Non esagerate con le ostriche, e spalancate gli occhi, la passeggiata in fiera include un vero e proprio viaggio attraverso i secoli e le latitudini guidati da quello che di meglio è stato creato dall’uomo: una scultura basculante di Alexander Calder dei primi ′900 offerta da Galerie Von Vertes, un mosaico minuto rappresentante la testa di Medusa (1830) di Gioacchino Barberi in vendita da Alessandra di Castro, una veduta di Venezia di Jean Baptiste Camille Corot datata 1834 allo stand di Gallery 19c, una Madonna con bambino in terracotta (1510-1515 ca) attribuita a Baccio di Montelupo da Blumka, la scrivania art déco disegnata e appartenuta a Paul Dupre-Lafon alla Galerie Marcilhac, un’anfora attica a figure nere del VI secolo a.C in vendita negli spazi di David Aaron, l’unico dipinto noto dell’artista litografo simbolista P.L.J. Berthon dalla galleria Antonacci Lapiccirella.
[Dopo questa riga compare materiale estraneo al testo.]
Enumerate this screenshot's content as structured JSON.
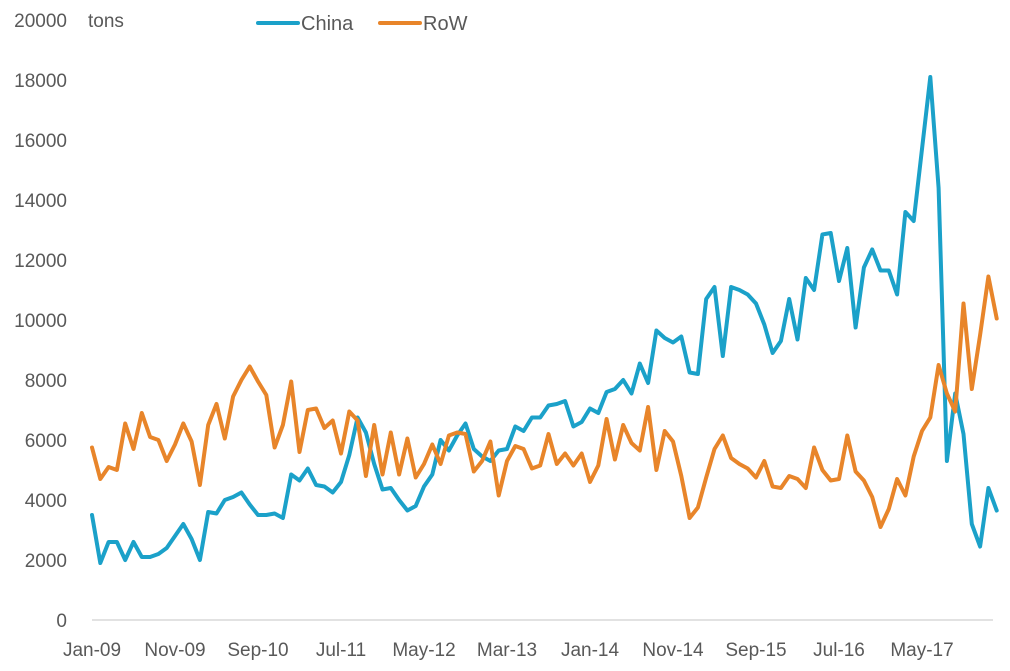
{
  "chart_data": {
    "type": "line",
    "ylabel": "tons",
    "ylim": [
      0,
      20000
    ],
    "yticks": [
      0,
      2000,
      4000,
      6000,
      8000,
      10000,
      12000,
      14000,
      16000,
      18000,
      20000
    ],
    "xtick_labels": [
      "Jan-09",
      "Nov-09",
      "Sep-10",
      "Jul-11",
      "May-12",
      "Mar-13",
      "Jan-14",
      "Nov-14",
      "Sep-15",
      "Jul-16",
      "May-17"
    ],
    "xtick_interval_months": 10,
    "x_start": "Jan-09",
    "legend_position": "top",
    "grid": false,
    "series": [
      {
        "name": "China",
        "color": "#1ba1c9",
        "values": [
          3500,
          1900,
          2600,
          2600,
          2000,
          2600,
          2100,
          2100,
          2200,
          2400,
          2800,
          3200,
          2700,
          2000,
          3600,
          3550,
          4000,
          4100,
          4250,
          3850,
          3500,
          3500,
          3550,
          3400,
          4850,
          4650,
          5050,
          4500,
          4450,
          4250,
          4600,
          5500,
          6750,
          6250,
          5200,
          4350,
          4400,
          4000,
          3650,
          3800,
          4450,
          4850,
          6000,
          5650,
          6150,
          6550,
          5700,
          5450,
          5300,
          5650,
          5700,
          6450,
          6300,
          6750,
          6750,
          7150,
          7200,
          7300,
          6450,
          6600,
          7050,
          6900,
          7600,
          7700,
          8000,
          7550,
          8550,
          7900,
          9650,
          9400,
          9250,
          9450,
          8250,
          8200,
          10700,
          11100,
          8800,
          11100,
          11000,
          10850,
          10550,
          9850,
          8900,
          9300,
          10700,
          9350,
          11400,
          11000,
          12850,
          12900,
          11300,
          12400,
          9750,
          11750,
          12350,
          11650,
          11650,
          10850,
          13600,
          13300,
          15700,
          18100,
          14400,
          5300,
          7550,
          6200,
          3200,
          2450,
          4400,
          3650
        ],
        "labels": [
          "Jan-09",
          "Feb-09",
          "Mar-09",
          "Apr-09",
          "May-09",
          "Jun-09",
          "Jul-09",
          "Aug-09",
          "Sep-09",
          "Oct-09",
          "Nov-09",
          "Dec-09",
          "Jan-10",
          "Feb-10",
          "Mar-10",
          "Apr-10",
          "May-10",
          "Jun-10",
          "Jul-10",
          "Aug-10",
          "Sep-10",
          "Oct-10",
          "Nov-10",
          "Dec-10",
          "Jan-11",
          "Feb-11",
          "Mar-11",
          "Apr-11",
          "May-11",
          "Jun-11",
          "Jul-11",
          "Aug-11",
          "Sep-11",
          "Oct-11",
          "Nov-11",
          "Dec-11",
          "Jan-12",
          "Feb-12",
          "Mar-12",
          "Apr-12",
          "May-12",
          "Jun-12",
          "Jul-12",
          "Aug-12",
          "Sep-12",
          "Oct-12",
          "Nov-12",
          "Dec-12",
          "Jan-13",
          "Feb-13",
          "Mar-13",
          "Apr-13",
          "May-13",
          "Jun-13",
          "Jul-13",
          "Aug-13",
          "Sep-13",
          "Oct-13",
          "Nov-13",
          "Dec-13",
          "Jan-14",
          "Feb-14",
          "Mar-14",
          "Apr-14",
          "May-14",
          "Jun-14",
          "Jul-14",
          "Aug-14",
          "Sep-14",
          "Oct-14",
          "Nov-14",
          "Dec-14",
          "Jan-15",
          "Feb-15",
          "Mar-15",
          "Apr-15",
          "May-15",
          "Jun-15",
          "Jul-15",
          "Aug-15",
          "Sep-15",
          "Oct-15",
          "Nov-15",
          "Dec-15",
          "Jan-16",
          "Feb-16",
          "Mar-16",
          "Apr-16",
          "May-16",
          "Jun-16",
          "Jul-16",
          "Aug-16",
          "Sep-16",
          "Oct-16",
          "Nov-16",
          "Dec-16",
          "Jan-17",
          "Feb-17",
          "Mar-17",
          "Apr-17",
          "May-17",
          "Jun-17",
          "Jul-17",
          "Aug-17",
          "Sep-17",
          "Oct-17",
          "Nov-17",
          "Dec-17",
          "Jan-18",
          "Feb-18"
        ]
      },
      {
        "name": "RoW",
        "color": "#e8852a",
        "values": [
          5750,
          4700,
          5100,
          5000,
          6550,
          5700,
          6900,
          6100,
          6000,
          5300,
          5850,
          6550,
          5950,
          4500,
          6500,
          7200,
          6050,
          7450,
          8000,
          8450,
          7950,
          7500,
          5750,
          6500,
          7950,
          5600,
          7000,
          7050,
          6400,
          6650,
          5550,
          6950,
          6650,
          4800,
          6500,
          4850,
          6250,
          4850,
          6050,
          4750,
          5200,
          5850,
          5200,
          6150,
          6250,
          6200,
          4950,
          5300,
          5950,
          4150,
          5300,
          5800,
          5700,
          5050,
          5150,
          6200,
          5200,
          5550,
          5150,
          5550,
          4600,
          5150,
          6700,
          5350,
          6500,
          5900,
          5650,
          7100,
          5000,
          6300,
          5950,
          4800,
          3400,
          3750,
          4750,
          5700,
          6150,
          5400,
          5200,
          5050,
          4750,
          5300,
          4450,
          4400,
          4800,
          4700,
          4400,
          5750,
          5000,
          4650,
          4700,
          6150,
          4950,
          4650,
          4100,
          3100,
          3700,
          4700,
          4150,
          5450,
          6300,
          6750,
          8500,
          7550,
          6950,
          10550,
          7700,
          9500,
          11450,
          10050
        ],
        "labels": [
          "Jan-09",
          "Feb-09",
          "Mar-09",
          "Apr-09",
          "May-09",
          "Jun-09",
          "Jul-09",
          "Aug-09",
          "Sep-09",
          "Oct-09",
          "Nov-09",
          "Dec-09",
          "Jan-10",
          "Feb-10",
          "Mar-10",
          "Apr-10",
          "May-10",
          "Jun-10",
          "Jul-10",
          "Aug-10",
          "Sep-10",
          "Oct-10",
          "Nov-10",
          "Dec-10",
          "Jan-11",
          "Feb-11",
          "Mar-11",
          "Apr-11",
          "May-11",
          "Jun-11",
          "Jul-11",
          "Aug-11",
          "Sep-11",
          "Oct-11",
          "Nov-11",
          "Dec-11",
          "Jan-12",
          "Feb-12",
          "Mar-12",
          "Apr-12",
          "May-12",
          "Jun-12",
          "Jul-12",
          "Aug-12",
          "Sep-12",
          "Oct-12",
          "Nov-12",
          "Dec-12",
          "Jan-13",
          "Feb-13",
          "Mar-13",
          "Apr-13",
          "May-13",
          "Jun-13",
          "Jul-13",
          "Aug-13",
          "Sep-13",
          "Oct-13",
          "Nov-13",
          "Dec-13",
          "Jan-14",
          "Feb-14",
          "Mar-14",
          "Apr-14",
          "May-14",
          "Jun-14",
          "Jul-14",
          "Aug-14",
          "Sep-14",
          "Oct-14",
          "Nov-14",
          "Dec-14",
          "Jan-15",
          "Feb-15",
          "Mar-15",
          "Apr-15",
          "May-15",
          "Jun-15",
          "Jul-15",
          "Aug-15",
          "Sep-15",
          "Oct-15",
          "Nov-15",
          "Dec-15",
          "Jan-16",
          "Feb-16",
          "Mar-16",
          "Apr-16",
          "May-16",
          "Jun-16",
          "Jul-16",
          "Aug-16",
          "Sep-16",
          "Oct-16",
          "Nov-16",
          "Dec-16",
          "Jan-17",
          "Feb-17",
          "Mar-17",
          "Apr-17",
          "May-17",
          "Jun-17",
          "Jul-17",
          "Aug-17",
          "Sep-17",
          "Oct-17",
          "Nov-17",
          "Dec-17",
          "Jan-18",
          "Feb-18"
        ]
      }
    ]
  }
}
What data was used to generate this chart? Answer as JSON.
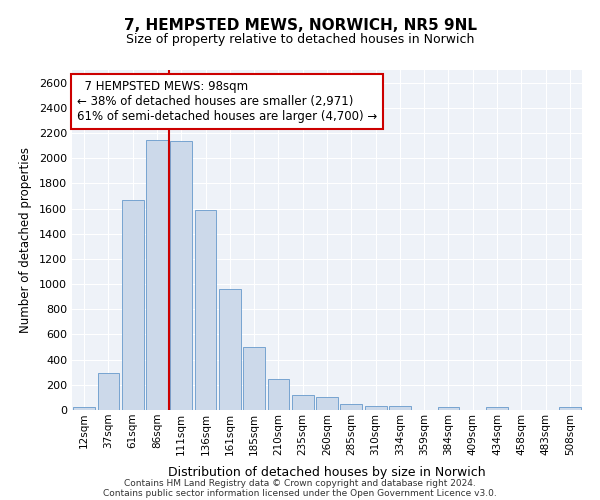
{
  "title_line1": "7, HEMPSTED MEWS, NORWICH, NR5 9NL",
  "title_line2": "Size of property relative to detached houses in Norwich",
  "xlabel": "Distribution of detached houses by size in Norwich",
  "ylabel": "Number of detached properties",
  "annotation_line1": "7 HEMPSTED MEWS: 98sqm",
  "annotation_line2": "← 38% of detached houses are smaller (2,971)",
  "annotation_line3": "61% of semi-detached houses are larger (4,700) →",
  "bar_color": "#ccd9ea",
  "bar_edge_color": "#6699cc",
  "vline_color": "#cc0000",
  "annotation_box_edge": "#cc0000",
  "categories": [
    "12sqm",
    "37sqm",
    "61sqm",
    "86sqm",
    "111sqm",
    "136sqm",
    "161sqm",
    "185sqm",
    "210sqm",
    "235sqm",
    "260sqm",
    "285sqm",
    "310sqm",
    "334sqm",
    "359sqm",
    "384sqm",
    "409sqm",
    "434sqm",
    "458sqm",
    "483sqm",
    "508sqm"
  ],
  "values": [
    25,
    295,
    1670,
    2145,
    2140,
    1590,
    960,
    500,
    245,
    120,
    100,
    50,
    35,
    30,
    0,
    25,
    0,
    25,
    0,
    0,
    20
  ],
  "ylim": [
    0,
    2700
  ],
  "yticks": [
    0,
    200,
    400,
    600,
    800,
    1000,
    1200,
    1400,
    1600,
    1800,
    2000,
    2200,
    2400,
    2600
  ],
  "footer_line1": "Contains HM Land Registry data © Crown copyright and database right 2024.",
  "footer_line2": "Contains public sector information licensed under the Open Government Licence v3.0.",
  "bg_color": "#eef2f8"
}
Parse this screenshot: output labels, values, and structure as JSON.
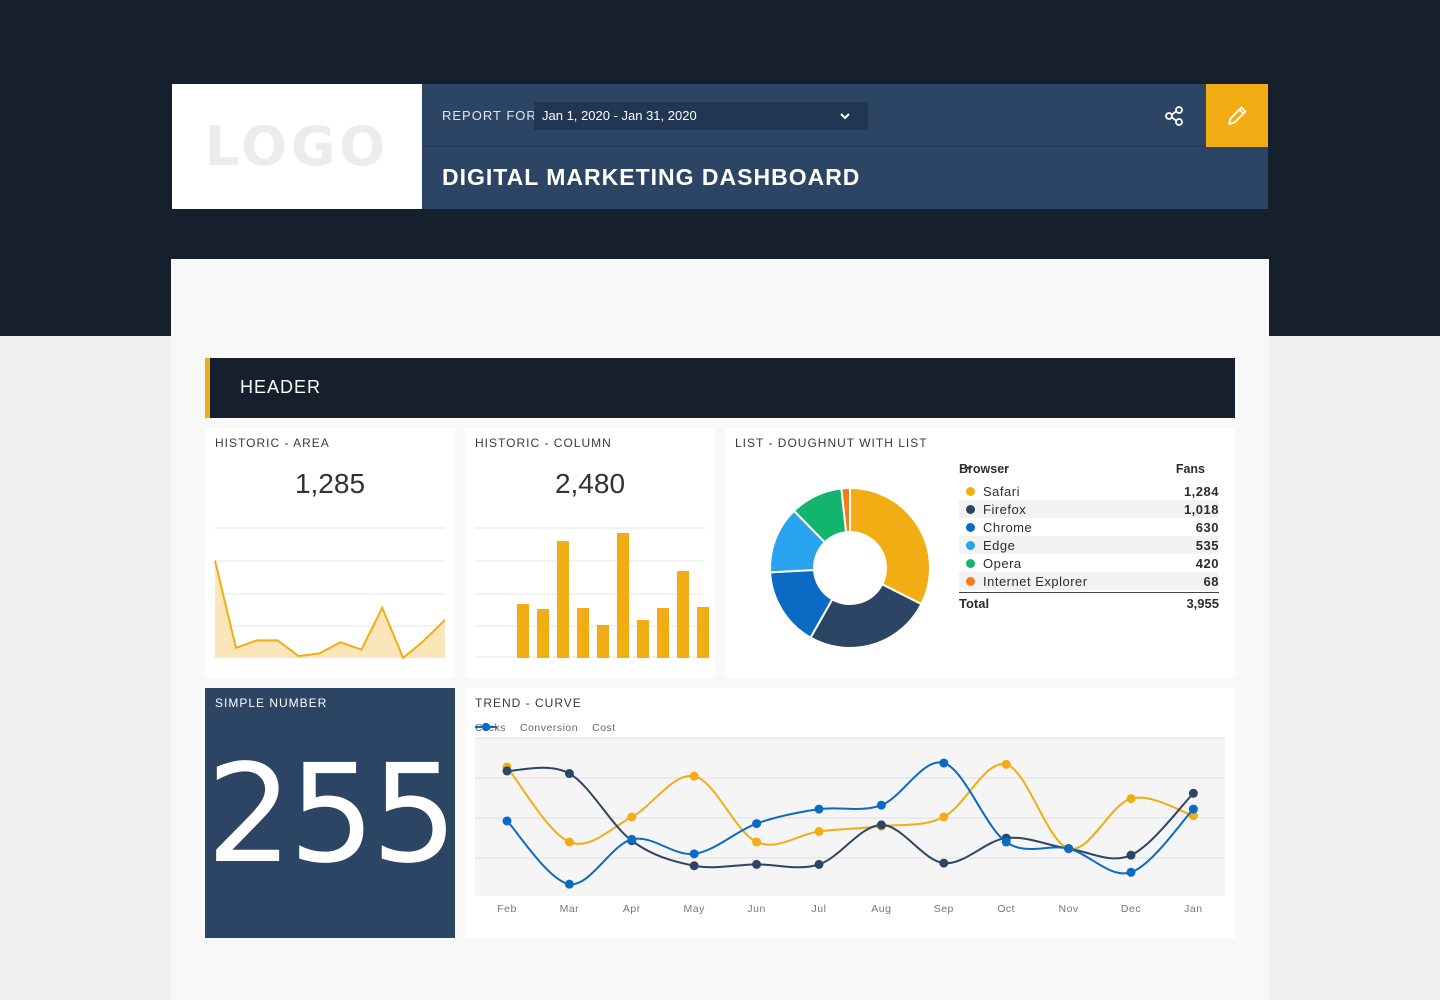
{
  "logo": {
    "text": "LOGO"
  },
  "header": {
    "report_for_label": "REPORT FOR",
    "date_range": "Jan 1, 2020 - Jan 31, 2020",
    "title": "DIGITAL MARKETING DASHBOARD",
    "share_icon": "share-icon",
    "edit_icon": "pencil-icon",
    "accent_color": "#f2ad14"
  },
  "section": {
    "title": "HEADER"
  },
  "widgets": {
    "area": {
      "title": "HISTORIC - AREA",
      "value": "1,285"
    },
    "column": {
      "title": "HISTORIC - COLUMN",
      "value": "2,480"
    },
    "doughnut": {
      "title": "LIST - DOUGHNUT WITH LIST",
      "col_browser": "Browser",
      "col_fans": "Fans",
      "rows": [
        {
          "name": "Safari",
          "value": "1,284",
          "color": "#f2ad14"
        },
        {
          "name": "Firefox",
          "value": "1,018",
          "color": "#2d4565"
        },
        {
          "name": "Chrome",
          "value": "630",
          "color": "#0b6bc4"
        },
        {
          "name": "Edge",
          "value": "535",
          "color": "#2aa3ee"
        },
        {
          "name": "Opera",
          "value": "420",
          "color": "#12b56b"
        },
        {
          "name": "Internet Explorer",
          "value": "68",
          "color": "#f57c12"
        }
      ],
      "total_label": "Total",
      "total_value": "3,955"
    },
    "simple": {
      "title": "SIMPLE NUMBER",
      "value": "255"
    },
    "trend": {
      "title": "TREND - CURVE"
    }
  },
  "chart_data": [
    {
      "type": "area",
      "values": [
        105,
        11,
        19,
        19,
        2,
        5,
        17,
        9,
        54,
        0,
        19,
        41
      ],
      "ylim": [
        0,
        140
      ],
      "color": "#f2ad14"
    },
    {
      "type": "bar",
      "values": [
        54,
        49,
        117,
        50,
        33,
        125,
        38,
        50,
        87,
        51
      ],
      "ylim": [
        0,
        130
      ],
      "color": "#f2ad14"
    },
    {
      "type": "pie",
      "categories": [
        "Safari",
        "Firefox",
        "Chrome",
        "Edge",
        "Opera",
        "Internet Explorer"
      ],
      "values": [
        1284,
        1018,
        630,
        535,
        420,
        68
      ],
      "colors": [
        "#f2ad14",
        "#2d4565",
        "#0b6bc4",
        "#2aa3ee",
        "#12b56b",
        "#f57c12"
      ]
    },
    {
      "type": "line",
      "categories": [
        "Feb",
        "Mar",
        "Apr",
        "May",
        "Jun",
        "Jul",
        "Aug",
        "Sep",
        "Oct",
        "Nov",
        "Dec",
        "Jan"
      ],
      "series": [
        {
          "name": "Clicks",
          "color": "#f2ad14",
          "values": [
            78,
            21,
            40,
            71,
            21,
            29,
            33,
            40,
            80,
            16,
            54,
            41
          ]
        },
        {
          "name": "Conversion",
          "color": "#2d4565",
          "values": [
            75,
            73,
            22,
            3,
            4,
            4,
            34,
            5,
            24,
            16,
            11,
            58
          ]
        },
        {
          "name": "Cost",
          "color": "#0b6bc4",
          "values": [
            37,
            -11,
            23,
            12,
            35,
            46,
            49,
            81,
            21,
            16,
            -2,
            46
          ]
        }
      ],
      "ylim": [
        -20,
        100
      ]
    }
  ]
}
Non il piacere intellettuale e un po’ imborghesito di una visita ad un museo ma piuttosto la vertigine di affacciarsi sulla biblioteca di Babele.

Alla galleria Kerkovian sarà in vendita una piccola statua denominata “Principessa Battriana”, figura misteriosa composta da due blocchi di pietra scolpiti, uno bianco per la testa e uno antracite per il busto squadrato, reperto appunto creato dalla civiltà battriana e datato dal 1800 al 2300 a.C. A pochi passi, da Tornabuoni Arte troverete tre tele, “Le attese” di Lucio Fontana, i suoi celebri tagli, ed ecco che in qualche millennio i manufatti si sono emancipati da qualunque regola o rituale materializzandosi in enigmatici piaceri neuronali, status symbol da milioni di euro (da 1,8 ai 3 in questo caso), chiamatela pure evoluzione della specie, immagini cogenti di ere diverse che si incontrano e si interrogano a vicenda.

Tra gli oggetti più curiosi in vendita della prossima edizione di TEFAF ci saranno - da Daniel Crouch Rare Books - 146 mazzi di carte da gioco provenienti dalla Van den Bergh Collection. Ogni mazzo racconta una storia: quelle di Richard Blome’s South Sea Bubble narrano in modo geniale cronache legate alla crisi inglese del 1720, straziante invece la “Foundling Card”, un fante di cuori strappato nell’estremità bassa, ritrovata nella culla di un neonato, riporta il messaggio di una madre che affida il figlio all’ignoto.

Il sogno proibito di ogni collezionista? Le uova di Fabergé, in particolare le uova “imperiali”, 52 doni pasquali commissionate al gioielliere parigino dagli zar Alessandro III e Nicola II tra il 1885 e il 1917, rari, preziosi, iconici, dalla storia romanzesca, dalla provenienza illustre ed esteticamente perfetti, attributi che li rendono il non plus ultra dell’eccitazione per il suddetto collezionista. Niente uova in vendita a TEFAF ma di Fabergé troviamo da Wartski una spilla di crisoprasio appartenuta a varie dinastie reali, quella greca, quella danese e quella imperiale russa. Le vendite significative da sempre hanno segnato TEFAF: nel 2020 “Peasant Woman in front of a farmhouse”, un Van Gogh datato 1884 acquistato da un italiano, Luigi Grosso, negli anni ‘60 da un rigattiere per 45 sterline è stato venduto da Dickinson per un prezzo oltre I 12 milioni di sterline, nel mezzo mille avvincenti cambi di mano. Il desiderio del possesso può quindi manifestarsi in infinite varianti ma solo pochi possono soddisfarlo. Alla fine del viaggio una domanda sorge spontanea, quali frammenti del nostro presente saranno in vendita a TEFAF fra 100 anni? Cosa resterà di noi? E soprattutto, quanto costerà?